Jonathan Skelton (active 1735-1758)

The Temple Of Saturn

 

Pen, ink and watercolour.

This is what is called a capriccio - where an artist selects elements from different views and puts them together into the same scene.

In this case Skelton has placed classical ruins from different locations in Rome side by side, included are the Temple of Concord and the Basilica of Maxentius.

Skelton was an English draughtsman. He is known through the series of letters he wrote from Italy to his patron William Herring (d 1774) of Croydon, brother of the Archbishop of Canterbury, and from a group of 84 pen, ink and watercolour drawings discovered in 1909.

Between 1754 and 1757 he produced views of Croydon, London, Rochester and Canterbury. He progressed from careful architectural renditions, such as Part of Lambeth Palace (1755; London, V&A), to less formal scenes more loosely handled, including Sandpit near Croydon (1756; London, BM).
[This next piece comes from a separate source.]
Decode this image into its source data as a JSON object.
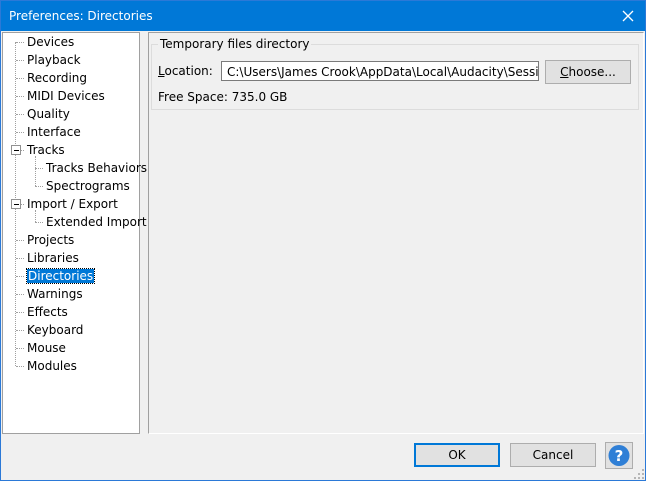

In works such as the Medway near Sheerness (1757; London, BM) he began to treat landscape with considerable breadth and openness. Skelton's early work shows stylistic affinities with the watercolours of William Taverner and George Lambert, who may have been his teacher.

In 1758 Skelton left England for a two-year period of study in Rome, Tivoli and the environs, a trip cut short by his premature death. He was among the earliest British watercolourists to depict the sites in Italy associated with the Grand Tour.

His letters to Herring provide an invaluable record of expatriate artistic life in Italy in the mid-18th century, as well as documenting a young artist's encounter with nature and the traditions of landscape painting.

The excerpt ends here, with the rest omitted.